От ненависти Кидан дрожала всем телом. Лампочка у них над головой замигала.
Взгляд Сузеньоса скользнул к точке на ее шее, темнея от голода. Кидан невольно коснулась этого места, разорвав зрительный контакт с дранаиком. Он вытащил из нагрудного кармана золотую флягу и выпил. Раз, и черты его лица изменились: концы волос покраснели, зрачки вспыхнули, рассеивая свет так, что смотреть прямо на него стало больно.
Кидан отшатнулась и сдавленно спросила:
– Что… это?
– Твое спасение. Пока у меня есть это, я не стану кусать твою очаровательную шейку. – Сузеньос взглянул на ее ключицу, вызывая у Кидан дрожь.
Она учащенно задышала.
Наконец Сузеньос отступил на шаг, широко улыбаясь.
– Хочешь поиграть в кто кого уничтожит? Давай поиграем. Прежде я никогда не проигрывал.
Указательный палец Кидан спешно начертил на бедре четыре угла квадрата.
Страх.
Страх за кого? То, что Кидан еще была способна бояться за свое тело, стало невероятным открытием. Девушка до боли сжала кулаки, словно стремясь изгнать из себя эту эмоцию. Не может она бояться. Кидан должна была искоренить все зло. Это моральное убеждение позволяло ей просыпаться по утрам и жить с весом того, что она совершила. Искоренить все зло, включая себя.
Только компаньоны предлагают свою кровь вампирам. У Сузеньоса был компаньон в другом Доме? Кидан точно не знала, ей нужно лучше изучить их обычаи.

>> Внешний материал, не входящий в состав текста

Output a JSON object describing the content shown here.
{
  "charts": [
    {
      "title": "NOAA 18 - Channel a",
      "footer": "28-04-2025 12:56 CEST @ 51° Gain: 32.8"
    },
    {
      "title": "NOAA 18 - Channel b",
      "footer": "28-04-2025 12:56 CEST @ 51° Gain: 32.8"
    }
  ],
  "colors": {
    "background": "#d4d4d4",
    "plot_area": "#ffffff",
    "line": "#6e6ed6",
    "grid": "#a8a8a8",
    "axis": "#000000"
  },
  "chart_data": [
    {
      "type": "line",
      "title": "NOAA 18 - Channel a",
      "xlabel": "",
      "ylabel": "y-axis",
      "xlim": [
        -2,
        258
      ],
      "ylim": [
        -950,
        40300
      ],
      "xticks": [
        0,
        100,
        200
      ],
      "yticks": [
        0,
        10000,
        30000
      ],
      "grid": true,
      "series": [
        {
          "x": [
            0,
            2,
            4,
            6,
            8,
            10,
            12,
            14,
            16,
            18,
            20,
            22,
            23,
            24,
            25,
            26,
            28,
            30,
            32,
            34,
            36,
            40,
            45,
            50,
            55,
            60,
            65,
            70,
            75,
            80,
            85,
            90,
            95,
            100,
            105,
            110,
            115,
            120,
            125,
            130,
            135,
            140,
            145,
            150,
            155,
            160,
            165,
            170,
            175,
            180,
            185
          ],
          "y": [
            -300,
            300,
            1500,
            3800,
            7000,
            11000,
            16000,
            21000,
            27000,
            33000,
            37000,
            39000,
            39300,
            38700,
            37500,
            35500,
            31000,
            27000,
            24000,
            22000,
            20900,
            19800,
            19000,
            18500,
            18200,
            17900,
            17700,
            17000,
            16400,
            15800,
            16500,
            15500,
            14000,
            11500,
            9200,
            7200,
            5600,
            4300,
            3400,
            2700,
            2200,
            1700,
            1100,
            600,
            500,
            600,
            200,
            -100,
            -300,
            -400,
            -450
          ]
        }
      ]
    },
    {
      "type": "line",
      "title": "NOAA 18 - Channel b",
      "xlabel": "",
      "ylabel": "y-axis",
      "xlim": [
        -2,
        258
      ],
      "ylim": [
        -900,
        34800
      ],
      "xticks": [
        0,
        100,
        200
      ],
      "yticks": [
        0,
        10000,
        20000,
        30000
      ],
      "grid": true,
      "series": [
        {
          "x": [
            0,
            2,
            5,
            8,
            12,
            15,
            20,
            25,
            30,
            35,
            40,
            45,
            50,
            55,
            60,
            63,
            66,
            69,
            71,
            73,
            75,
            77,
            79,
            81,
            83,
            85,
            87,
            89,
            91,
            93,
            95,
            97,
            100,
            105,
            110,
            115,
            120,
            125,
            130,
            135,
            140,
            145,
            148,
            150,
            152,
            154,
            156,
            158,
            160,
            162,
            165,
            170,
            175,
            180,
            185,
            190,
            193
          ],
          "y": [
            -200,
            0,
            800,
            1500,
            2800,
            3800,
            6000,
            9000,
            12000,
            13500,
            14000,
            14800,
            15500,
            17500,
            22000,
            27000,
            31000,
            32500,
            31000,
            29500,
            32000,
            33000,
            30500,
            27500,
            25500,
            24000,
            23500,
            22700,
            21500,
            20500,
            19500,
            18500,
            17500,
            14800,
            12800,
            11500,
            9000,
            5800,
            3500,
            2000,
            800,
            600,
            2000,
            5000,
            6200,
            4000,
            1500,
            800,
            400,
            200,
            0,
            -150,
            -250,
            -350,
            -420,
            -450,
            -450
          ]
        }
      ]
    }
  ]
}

Остаток ночи Сузеньос провел в перчатках, работая с сильно пахнущим химикатом – с хирургической точностью пытаясь собрать воедино каждый разбитый артефакт. У Кидан кровь кипела от усердия, с которым он восстанавливал каждый предмет. Ей претило то, как трепетно он пытался сберечь неодушевленные вещи. Касаясь браслета своей жертвы, Кидан понимала, что это признак злого разума. Предметы радуют злодеев больше, чем те, кто их носил. Кидан прогнала эту мысль. Не хотелось проводить параллели между ним и собой, но следовало. Сузеньос забрал Джун, она забрала жизнь того человека. Ненавидеть его значило ненавидеть себя, убить его будет значить убить себя. Так что когда настанет время, Кидан придется набраться сил. Они оба должны будут умереть.
В своей комнате Кидан расслабила плечи и уснула, едва опустившись на кровать.

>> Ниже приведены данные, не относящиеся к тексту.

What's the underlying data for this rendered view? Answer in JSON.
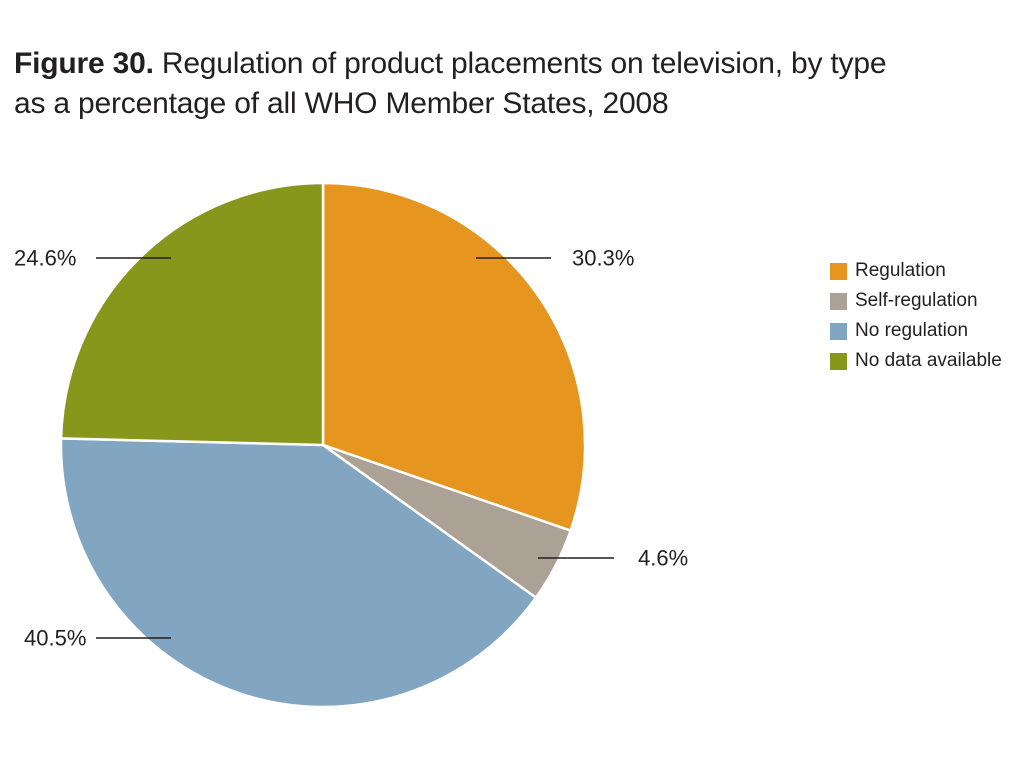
{
  "figure_label": "Figure 30.",
  "title_line_1": "Regulation of product placements on television, by type",
  "title_line_2": "as a percentage of all WHO Member States, 2008",
  "chart_data": {
    "type": "pie",
    "title": "Figure 30. Regulation of product placements on television, by type as a percentage of all WHO Member States, 2008",
    "categories": [
      "Regulation",
      "Self-regulation",
      "No regulation",
      "No data available"
    ],
    "values": [
      30.3,
      4.6,
      40.5,
      24.6
    ],
    "labels": [
      "30.3%",
      "4.6%",
      "40.5%",
      "24.6%"
    ],
    "colors": [
      "#e6961f",
      "#aca195",
      "#82a6c2",
      "#87971c"
    ],
    "start_angle_deg": 0,
    "direction": "clockwise",
    "legend_position": "right"
  }
}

Ровно в двенадцать дом содрогнулся. Кидан распахнула глаза. Телефон на тумбочке дрожал, словно двигались тектонические плиты. Кидан вскочила.
Из щели под дверью донесся отчаянный крик:
– Помогите!
12
Ковер в коридоре вибрировал, как язык, залитый слюной, в предвкушении того, что Кидан сейчас приблизится, а там, что… это глаза на нее таращатся? У Кидан душа ушла в пятки, она схватилась за дверь, готовая ее захлопнуть, когда крик повторился. Кто-то мучился от боли.
Кидан стиснула зубы и вышла во мрак, кожу тотчас закололо. Загривок овеяло пугающим теплым дыханием, и волоски у нее на спине встали дыбом. Тело содрогнулось. Кидан знала это чудовище. После гибели ее родителей оно наведывалось к ней из ночи в ночь, пока Мама Аноэт его не убила. Как оно нашло ее снова? Кидан развернулась, и зловонное дыхание исчезло.